Por Carolina Villela
O ministro Cristiano Zanin, do Supremo Tribunal Federal (STF), determinou que o presidente do Tribunal de Justiça do Estado do Rio de Janeiro (TJ-RJ) deve permanecer à frente do governo fluminense, com todos os poderes e prerrogativas inerentes à chefia do Poder Executivo. A decisão, no âmbito da (RCL) 92644, veio em resposta ao pedido formulado pelo Diretório Estadual do Partido Social Democrático do Rio de Janeiro (PSD/RJ), que buscava a confirmação dos termos de uma liminar proferida pelo próprio ministro em 27 de março de 2026 — e que, na prática, tentava discutir os efeitos da eleição de um novo presidente da Assembleia Legislativa do Estado (Alerj) sobre a chefia do Executivo estadual.
O caso tem origem na dupla vacância gerada pela renúncia do ex-governador Cláudio Castro, ocorrida um dia antes da conclusão de seu julgamento no Tribunal Superior Eleitoral (TSE). Para Zanin, a renúncia foi um mecanismo de burla para evitar a cassação do mandato, o que torna o caso sujeito às regras constitucionais e ao precedente vinculante estabelecido pelo STF na ADI 5.525/DF, que determina a realização de eleições diretas em casos de dupla vacância por causas eleitorais ocorrida até seis meses antes do pleito ordinário, conforme previsto no artigo 224 do Código Eleitoral.
A disputa pela chefia do Executivo fluminense
O ponto central do pedido do PSD/RJ era a eleição realizada em 17 de abril de 2026 para a presidência da Alerj. Com a mudança no comando da Assembleia Legislativa, o partido defendia que o novo presidente da Casa deveria assumir a chefia do Poder Executivo do estado, em substituição ao presidente do TJ-RJ. A tese foi rejeitada pelo ministro Zanin, que deixou claro que uma eleição interna da Assembleia não tem o poder de modificar uma decisão já proclamada pelo Plenário do STF.

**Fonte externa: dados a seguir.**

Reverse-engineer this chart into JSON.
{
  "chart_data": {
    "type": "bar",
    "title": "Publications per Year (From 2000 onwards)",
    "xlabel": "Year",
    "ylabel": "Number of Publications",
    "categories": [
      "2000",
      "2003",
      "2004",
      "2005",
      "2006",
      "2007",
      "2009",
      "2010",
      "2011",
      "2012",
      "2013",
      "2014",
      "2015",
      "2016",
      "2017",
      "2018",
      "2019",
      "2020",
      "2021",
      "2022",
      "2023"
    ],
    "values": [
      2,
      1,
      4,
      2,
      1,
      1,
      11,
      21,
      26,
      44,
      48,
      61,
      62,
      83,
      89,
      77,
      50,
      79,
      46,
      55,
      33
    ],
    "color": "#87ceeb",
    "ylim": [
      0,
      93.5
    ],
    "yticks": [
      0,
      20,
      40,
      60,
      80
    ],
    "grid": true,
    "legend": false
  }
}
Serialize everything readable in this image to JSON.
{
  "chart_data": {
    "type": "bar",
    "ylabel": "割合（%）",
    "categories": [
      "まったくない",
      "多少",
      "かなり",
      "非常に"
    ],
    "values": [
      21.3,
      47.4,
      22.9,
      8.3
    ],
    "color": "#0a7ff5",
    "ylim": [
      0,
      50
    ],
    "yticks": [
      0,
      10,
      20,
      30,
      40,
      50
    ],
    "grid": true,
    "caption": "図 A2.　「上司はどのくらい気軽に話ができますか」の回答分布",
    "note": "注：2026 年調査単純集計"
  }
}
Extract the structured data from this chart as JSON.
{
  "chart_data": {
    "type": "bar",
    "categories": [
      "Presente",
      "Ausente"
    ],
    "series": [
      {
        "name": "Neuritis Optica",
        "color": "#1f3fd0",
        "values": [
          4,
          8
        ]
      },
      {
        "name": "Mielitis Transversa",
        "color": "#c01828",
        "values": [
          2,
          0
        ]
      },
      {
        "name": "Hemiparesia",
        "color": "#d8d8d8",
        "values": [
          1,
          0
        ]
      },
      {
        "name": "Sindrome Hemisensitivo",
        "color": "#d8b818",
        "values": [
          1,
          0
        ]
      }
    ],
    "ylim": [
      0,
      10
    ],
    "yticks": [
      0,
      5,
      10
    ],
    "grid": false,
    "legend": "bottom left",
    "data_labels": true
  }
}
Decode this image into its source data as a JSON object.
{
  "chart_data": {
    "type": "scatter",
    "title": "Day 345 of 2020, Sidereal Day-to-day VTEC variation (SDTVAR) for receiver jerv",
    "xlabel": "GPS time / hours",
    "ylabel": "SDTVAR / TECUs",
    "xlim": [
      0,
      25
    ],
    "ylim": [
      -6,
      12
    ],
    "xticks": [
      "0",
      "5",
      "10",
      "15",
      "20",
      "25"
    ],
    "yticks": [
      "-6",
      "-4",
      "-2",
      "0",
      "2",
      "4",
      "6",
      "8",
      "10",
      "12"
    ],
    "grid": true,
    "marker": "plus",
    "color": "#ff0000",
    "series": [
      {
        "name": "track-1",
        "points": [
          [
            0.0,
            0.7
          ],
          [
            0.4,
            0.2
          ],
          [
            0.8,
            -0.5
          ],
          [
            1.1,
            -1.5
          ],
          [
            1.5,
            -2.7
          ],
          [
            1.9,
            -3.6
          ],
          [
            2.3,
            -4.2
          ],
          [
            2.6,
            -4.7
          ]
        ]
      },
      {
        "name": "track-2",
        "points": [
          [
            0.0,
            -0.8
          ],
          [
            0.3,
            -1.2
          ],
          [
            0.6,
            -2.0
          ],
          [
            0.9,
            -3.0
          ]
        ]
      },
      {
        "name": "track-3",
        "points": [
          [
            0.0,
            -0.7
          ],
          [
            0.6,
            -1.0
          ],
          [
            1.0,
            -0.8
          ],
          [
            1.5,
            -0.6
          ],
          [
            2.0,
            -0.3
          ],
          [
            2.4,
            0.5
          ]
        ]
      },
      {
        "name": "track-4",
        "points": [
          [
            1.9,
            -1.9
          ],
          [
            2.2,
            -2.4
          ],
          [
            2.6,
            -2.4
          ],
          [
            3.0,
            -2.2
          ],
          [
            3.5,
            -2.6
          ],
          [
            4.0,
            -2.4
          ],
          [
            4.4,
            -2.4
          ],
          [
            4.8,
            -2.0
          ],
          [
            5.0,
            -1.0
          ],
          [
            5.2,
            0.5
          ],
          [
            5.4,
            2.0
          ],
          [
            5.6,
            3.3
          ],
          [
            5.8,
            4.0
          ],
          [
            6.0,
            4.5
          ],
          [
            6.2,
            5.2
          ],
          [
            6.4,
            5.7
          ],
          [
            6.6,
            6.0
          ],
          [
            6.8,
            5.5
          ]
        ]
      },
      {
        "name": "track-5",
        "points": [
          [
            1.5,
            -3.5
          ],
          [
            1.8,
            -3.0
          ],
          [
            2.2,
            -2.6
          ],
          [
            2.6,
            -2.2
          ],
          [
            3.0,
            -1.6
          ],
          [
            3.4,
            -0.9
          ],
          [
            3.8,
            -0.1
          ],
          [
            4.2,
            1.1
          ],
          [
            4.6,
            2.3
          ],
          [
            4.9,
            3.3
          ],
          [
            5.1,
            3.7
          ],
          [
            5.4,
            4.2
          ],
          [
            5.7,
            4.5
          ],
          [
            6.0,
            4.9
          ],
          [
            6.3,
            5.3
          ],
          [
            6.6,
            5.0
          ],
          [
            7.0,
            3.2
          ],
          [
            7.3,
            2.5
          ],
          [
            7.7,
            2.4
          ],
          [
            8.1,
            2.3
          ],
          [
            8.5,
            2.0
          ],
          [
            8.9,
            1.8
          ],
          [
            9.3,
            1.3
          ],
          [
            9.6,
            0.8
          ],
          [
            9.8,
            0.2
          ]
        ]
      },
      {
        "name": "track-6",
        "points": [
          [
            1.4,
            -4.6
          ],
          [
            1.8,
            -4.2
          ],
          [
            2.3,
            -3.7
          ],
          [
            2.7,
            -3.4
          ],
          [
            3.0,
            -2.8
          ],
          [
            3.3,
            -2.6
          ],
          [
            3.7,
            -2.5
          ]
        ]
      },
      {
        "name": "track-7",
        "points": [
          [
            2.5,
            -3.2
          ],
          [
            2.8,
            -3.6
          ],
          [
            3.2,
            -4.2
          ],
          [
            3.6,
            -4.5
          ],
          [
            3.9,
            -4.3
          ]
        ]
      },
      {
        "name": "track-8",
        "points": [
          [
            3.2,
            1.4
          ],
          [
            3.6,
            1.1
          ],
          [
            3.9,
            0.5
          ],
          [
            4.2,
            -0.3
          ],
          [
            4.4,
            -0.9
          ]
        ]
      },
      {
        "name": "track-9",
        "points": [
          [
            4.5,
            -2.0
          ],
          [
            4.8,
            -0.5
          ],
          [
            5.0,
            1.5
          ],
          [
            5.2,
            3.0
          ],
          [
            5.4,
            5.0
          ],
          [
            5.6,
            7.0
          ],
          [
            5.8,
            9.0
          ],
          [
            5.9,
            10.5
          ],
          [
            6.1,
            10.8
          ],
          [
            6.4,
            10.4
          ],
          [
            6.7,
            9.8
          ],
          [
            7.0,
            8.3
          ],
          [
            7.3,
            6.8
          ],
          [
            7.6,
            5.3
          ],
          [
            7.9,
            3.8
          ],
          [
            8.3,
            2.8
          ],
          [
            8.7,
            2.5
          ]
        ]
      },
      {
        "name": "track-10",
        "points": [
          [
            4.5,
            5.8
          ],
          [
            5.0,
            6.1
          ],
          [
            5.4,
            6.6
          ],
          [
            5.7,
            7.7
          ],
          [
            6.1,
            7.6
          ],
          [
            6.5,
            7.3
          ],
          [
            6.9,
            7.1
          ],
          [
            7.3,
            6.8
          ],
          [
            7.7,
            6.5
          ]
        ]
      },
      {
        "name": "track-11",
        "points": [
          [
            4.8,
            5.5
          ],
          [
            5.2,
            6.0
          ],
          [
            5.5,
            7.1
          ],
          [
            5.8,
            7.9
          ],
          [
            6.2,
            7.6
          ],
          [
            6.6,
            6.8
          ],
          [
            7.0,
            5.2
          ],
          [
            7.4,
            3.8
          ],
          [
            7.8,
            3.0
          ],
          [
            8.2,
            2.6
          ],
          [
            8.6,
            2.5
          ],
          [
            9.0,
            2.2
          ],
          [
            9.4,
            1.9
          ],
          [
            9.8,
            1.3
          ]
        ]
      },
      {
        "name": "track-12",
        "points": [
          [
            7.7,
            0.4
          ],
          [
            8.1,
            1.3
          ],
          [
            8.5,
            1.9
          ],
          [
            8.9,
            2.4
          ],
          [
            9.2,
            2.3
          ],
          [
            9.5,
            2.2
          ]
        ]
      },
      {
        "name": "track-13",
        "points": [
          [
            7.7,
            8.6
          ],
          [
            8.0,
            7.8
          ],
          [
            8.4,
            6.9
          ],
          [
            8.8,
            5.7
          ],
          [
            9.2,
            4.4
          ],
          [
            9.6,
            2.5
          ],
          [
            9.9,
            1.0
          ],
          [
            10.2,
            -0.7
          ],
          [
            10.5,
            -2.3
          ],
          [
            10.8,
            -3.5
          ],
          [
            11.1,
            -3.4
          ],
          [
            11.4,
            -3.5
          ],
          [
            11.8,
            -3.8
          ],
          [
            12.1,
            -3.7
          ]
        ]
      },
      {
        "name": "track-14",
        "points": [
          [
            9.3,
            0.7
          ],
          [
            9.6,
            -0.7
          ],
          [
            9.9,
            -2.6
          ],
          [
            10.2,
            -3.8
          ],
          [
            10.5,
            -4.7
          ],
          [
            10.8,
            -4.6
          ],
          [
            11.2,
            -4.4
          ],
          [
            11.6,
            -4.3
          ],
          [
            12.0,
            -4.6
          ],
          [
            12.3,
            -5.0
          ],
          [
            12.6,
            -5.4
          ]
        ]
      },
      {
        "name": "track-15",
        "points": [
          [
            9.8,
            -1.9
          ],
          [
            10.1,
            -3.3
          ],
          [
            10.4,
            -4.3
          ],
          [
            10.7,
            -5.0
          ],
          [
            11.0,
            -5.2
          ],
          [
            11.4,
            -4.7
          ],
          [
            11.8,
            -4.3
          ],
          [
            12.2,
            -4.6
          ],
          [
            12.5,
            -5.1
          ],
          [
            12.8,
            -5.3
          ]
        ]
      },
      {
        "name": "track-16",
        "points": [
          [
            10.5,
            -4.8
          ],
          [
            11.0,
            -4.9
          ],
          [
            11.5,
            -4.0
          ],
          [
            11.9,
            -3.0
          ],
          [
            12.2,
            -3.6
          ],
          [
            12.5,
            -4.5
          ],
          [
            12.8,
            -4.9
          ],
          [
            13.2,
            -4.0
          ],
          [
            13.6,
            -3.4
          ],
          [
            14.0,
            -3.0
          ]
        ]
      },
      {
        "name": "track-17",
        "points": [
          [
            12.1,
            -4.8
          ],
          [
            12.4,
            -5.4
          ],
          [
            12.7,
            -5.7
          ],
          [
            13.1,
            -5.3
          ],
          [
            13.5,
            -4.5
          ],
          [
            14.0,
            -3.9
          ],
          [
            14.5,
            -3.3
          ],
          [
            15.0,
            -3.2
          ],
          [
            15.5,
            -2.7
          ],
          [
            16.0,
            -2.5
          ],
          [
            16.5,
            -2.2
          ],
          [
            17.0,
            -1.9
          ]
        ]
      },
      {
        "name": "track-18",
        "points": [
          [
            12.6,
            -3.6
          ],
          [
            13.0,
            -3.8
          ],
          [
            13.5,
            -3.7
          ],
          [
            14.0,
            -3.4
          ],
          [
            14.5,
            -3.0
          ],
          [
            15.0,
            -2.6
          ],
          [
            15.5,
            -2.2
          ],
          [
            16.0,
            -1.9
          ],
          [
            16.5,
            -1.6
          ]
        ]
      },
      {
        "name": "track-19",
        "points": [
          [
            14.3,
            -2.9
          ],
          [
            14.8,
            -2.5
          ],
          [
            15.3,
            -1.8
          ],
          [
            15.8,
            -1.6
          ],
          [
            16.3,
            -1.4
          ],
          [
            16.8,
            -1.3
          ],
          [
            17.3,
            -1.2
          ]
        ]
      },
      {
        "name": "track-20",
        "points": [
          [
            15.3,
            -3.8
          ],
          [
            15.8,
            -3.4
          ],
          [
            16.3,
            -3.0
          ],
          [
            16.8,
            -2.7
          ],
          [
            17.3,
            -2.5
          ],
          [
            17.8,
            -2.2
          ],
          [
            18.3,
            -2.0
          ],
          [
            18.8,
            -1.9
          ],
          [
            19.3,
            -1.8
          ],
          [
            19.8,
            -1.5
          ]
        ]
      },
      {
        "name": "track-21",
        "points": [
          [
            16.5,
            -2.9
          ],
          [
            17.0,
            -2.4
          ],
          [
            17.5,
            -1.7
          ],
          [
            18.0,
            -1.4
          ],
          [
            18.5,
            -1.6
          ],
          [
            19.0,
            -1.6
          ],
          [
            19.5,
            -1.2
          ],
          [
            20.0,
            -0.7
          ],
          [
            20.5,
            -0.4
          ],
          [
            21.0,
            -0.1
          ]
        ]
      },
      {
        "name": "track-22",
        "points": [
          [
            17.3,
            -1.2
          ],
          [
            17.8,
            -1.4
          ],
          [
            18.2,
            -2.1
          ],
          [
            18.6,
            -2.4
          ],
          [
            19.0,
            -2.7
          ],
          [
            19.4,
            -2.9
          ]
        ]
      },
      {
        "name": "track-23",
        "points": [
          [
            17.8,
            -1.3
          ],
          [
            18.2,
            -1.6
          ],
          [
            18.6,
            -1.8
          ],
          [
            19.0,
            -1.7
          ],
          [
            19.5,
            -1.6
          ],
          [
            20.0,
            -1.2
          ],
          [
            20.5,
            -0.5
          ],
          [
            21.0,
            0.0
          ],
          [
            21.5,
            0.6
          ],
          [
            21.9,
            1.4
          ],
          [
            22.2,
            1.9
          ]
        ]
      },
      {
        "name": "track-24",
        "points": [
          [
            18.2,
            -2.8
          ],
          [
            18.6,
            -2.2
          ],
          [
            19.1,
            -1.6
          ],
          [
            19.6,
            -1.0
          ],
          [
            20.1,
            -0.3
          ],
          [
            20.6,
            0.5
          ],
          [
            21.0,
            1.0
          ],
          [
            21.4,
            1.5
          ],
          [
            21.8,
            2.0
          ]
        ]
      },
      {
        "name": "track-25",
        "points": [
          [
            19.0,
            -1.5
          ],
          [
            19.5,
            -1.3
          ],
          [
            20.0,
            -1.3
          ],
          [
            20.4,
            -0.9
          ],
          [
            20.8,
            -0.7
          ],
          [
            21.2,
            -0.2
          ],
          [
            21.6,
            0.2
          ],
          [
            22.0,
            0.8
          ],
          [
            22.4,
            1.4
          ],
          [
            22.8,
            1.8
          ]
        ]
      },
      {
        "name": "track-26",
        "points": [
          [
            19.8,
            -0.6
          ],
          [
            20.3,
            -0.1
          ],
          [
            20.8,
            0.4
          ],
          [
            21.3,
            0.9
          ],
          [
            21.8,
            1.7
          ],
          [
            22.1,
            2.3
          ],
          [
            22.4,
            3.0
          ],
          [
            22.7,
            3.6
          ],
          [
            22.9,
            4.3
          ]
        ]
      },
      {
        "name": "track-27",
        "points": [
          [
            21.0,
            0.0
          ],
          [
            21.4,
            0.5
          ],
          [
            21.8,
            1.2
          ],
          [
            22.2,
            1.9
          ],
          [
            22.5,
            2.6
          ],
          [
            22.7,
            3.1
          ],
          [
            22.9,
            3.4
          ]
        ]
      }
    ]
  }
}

Na avaliação do ministro, a eleição para a presidência da Alerj pode ter efeitos dentro do próprio Legislativo estadual — os chamados efeitos intercorporis —, mas não alcança nem altera o que foi deliberado pelo Plenário do Supremo. O raciocínio é direto: enquanto o STF não se pronunciar novamente sobre a matéria, prevalece a proclamação parcial do resultado do julgamento realizado em 9 de abril de 2026, que manteve o presidente do TJ-RJ no exercício do governo estadual.
Julgamento no plenário e placar aberto
A liminar de Zanin foi levada ao Plenário do STF em 8 de abril de 2026. O julgamento, porém, foi interrompido logo após o ministro Luiz Fux apresentar voto divergente do relator. O ministro Flávio Dino pediu vista dos autos, suspendendo a votação. Na sessão seguinte, em 9 de abril, os ministros André Mendonça e Nunes Marques, além da ministra Cármen Lúcia, adiantaram seus votos acompanhando a divergência inaugurada por Fux.
Apesar do placar desfavorável até o momento, Zanin ressaltou que, pela própria proclamação parcial do resultado pelo Plenário, o presidente do TJ-RJ deve ser mantido no cargo de governador até que o julgamento seja retomado e concluído. Em outras palavras, mesmo com votos divergentes acumulados, a decisão interlocutória do STF preserva o status quo institucional e impede qualquer alteração unilateral na chefia do Executivo estadual enquanto o tribunal não deliberar definitivamente.
Contexto político e próximos passos
O impasse político e jurídico no Rio de Janeiro reflete a complexidade do caso Cláudio Castro, cujo processo no TSE por abuso de poder econômico e uso indevido dos meios de comunicação resultou em uma renúncia estrategicamente cronometrada. Para o ministro Zanin, a renúncia véspera do julgamento foi deliberadamente utilizada para escapar da cassação, o que coloca o episódio no campo das causas eleitorais e ativa o rito de eleições diretas previsto na jurisprudência do STF.
A retomada do julgamento no Plenário será determinante para o futuro político do estado. Com quatro votos contrários à tese do relator já registrados, o cenário aponta para uma possível revisão da liminar original — o que poderia alterar significativamente as regras para a escolha do novo governador. Até lá, o presidente do TJ-RJ permanece como governador do Rio de Janeiro, em uma situação institucional inédita que combina crise política, disputa judicial e incerteza eleitoral no estado mais populoso da região Sudeste após São Paulo.